The story of the construction of the replica and the ship's major voyages is published in a book, Through Darkest Seas, by the former Project Director and Chair of the Duyfken 1606 Replica Foundation, Graeme Cocks.

For a period in 2005, Duyfken was berthed alongside the Old Swan Brewery on the Swan River in Perth, Western Australia. The replica was open for visits by the public.

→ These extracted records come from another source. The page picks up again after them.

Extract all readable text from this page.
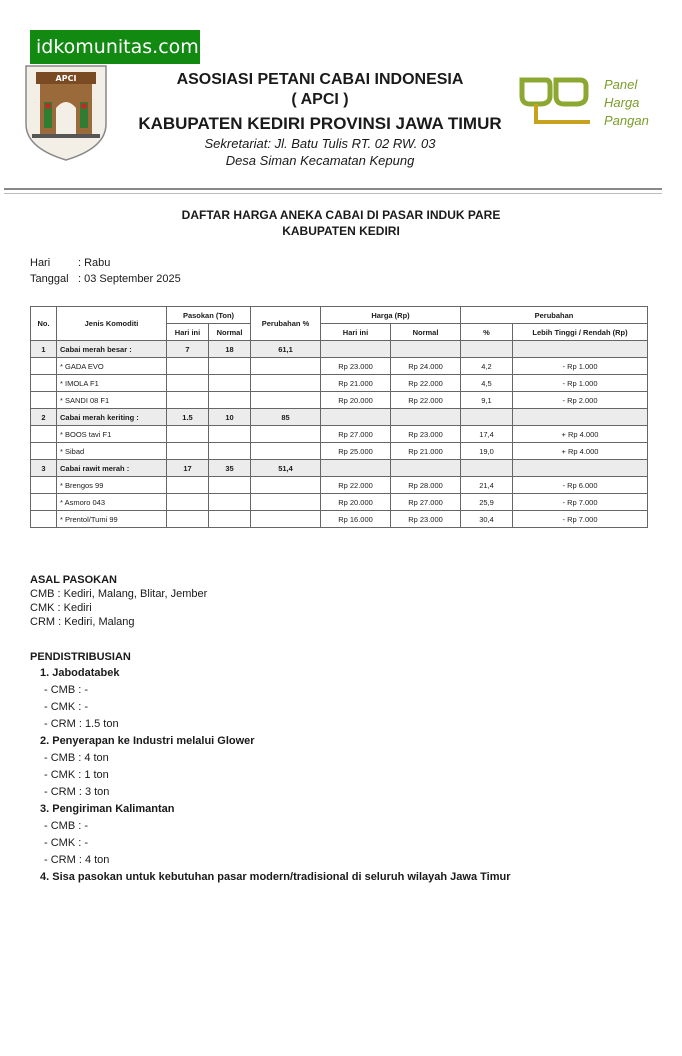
idkomunitas.com
APCI	ASOSIASI PETANI CABAI INDONESIA
( APCI )
KABUPATEN KEDIRI PROVINSI JAWA TIMUR
Sekretariat: Jl. Batu Tulis RT. 02 RW. 03
Desa Siman Kecamatan Kepung
Panel
Harga
Pangan
DAFTAR HARGA ANEKA CABAI DI PASAR INDUK PARE
KABUPATEN KEDIRI
Hari	: Rabu
Tanggal : 03 September 2025
No.	Jenis Komoditi	Pasokan (Ton)		Perubahan %	Harga (Rp)		Perubahan	
		Hari ini	Normal		Hari ini	Normal	%	Lebih Tinggi / Rendah (Rp)
1	Cabai merah besar :	7	18	61,1				
	* GADA EVO				Rp 23.000	Rp 24.000	4,2	- Rp 1.000
	* IMOLA F1				Rp 21.000	Rp 22.000	4,5	- Rp 1.000
	* SANDI 08 F1				Rp 20.000	Rp 22.000	9,1	- Rp 2.000
2	Cabai merah keriting :	1.5	10	85				
	* BOOS tavi F1				Rp 27.000	Rp 23.000	17,4	+ Rp 4.000
	* Sibad				Rp 25.000	Rp 21.000	19,0	+ Rp 4.000
3	Cabai rawit merah :	17	35	51,4				
	* Brengos 99				Rp 22.000	Rp 28.000	21,4	- Rp 6.000
	* Asmoro 043				Rp 20.000	Rp 27.000	25,9	- Rp 7.000
	* Prentol/Tumi 99				Rp 16.000	Rp 23.000	30,4	- Rp 7.000
ASAL PASOKAN
CMB : Kediri, Malang, Blitar, Jember
CMK : Kediri
CRM : Kediri, Malang
PENDISTRIBUSIAN
1. Jabodatabek
- CMB : -
- CMK : -
- CRM : 1.5 ton
2. Penyerapan ke Industri melalui Glower
- CMB : 4 ton
- CMK : 1 ton
- CRM : 3 ton
3. Pengiriman Kalimantan
- CMB : -
- CMK : -
- CRM : 4 ton
4. Sisa pasokan untuk kebutuhan pasar modern/tradisional di seluruh wilayah Jawa Timur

In 2006, Western Australia played a big role in the 400th anniversary of the original Duyfkens visit to Australia. A national group called "Australia on the Map: 1606–2006" (Note: Now "Australia on the Map", a division of the Australasian Hydrographic Society.) was formed to commemorate the arrival of Duyfken and to mark this important milestone in Australia's history, by also giving recognition to all who followed her and contributed to the mapping of the Australian coast.

Duyfken was berthed at the Queensland Maritime Museum in Southbank, Brisbane, Queensland until early 2011, when she was then placed on display at the Australian National Maritime Museum in Sydney. In 2012 she returned to Fremantle.

In November 2020, the Foundation announced that Duyfken would return to the Australian National Maritime Museum. COVID-19 pandemic travel restrictions prevented the crew from travelling from New South Wales to Fremantle to sail the ship, so it was transported on a larger vessel to Newcastle, then sailed from there to Sydney, arriving on 22 December 2020. As of 2024, the replica Duyfken continues to be situated in Darling Harbour, Sydney.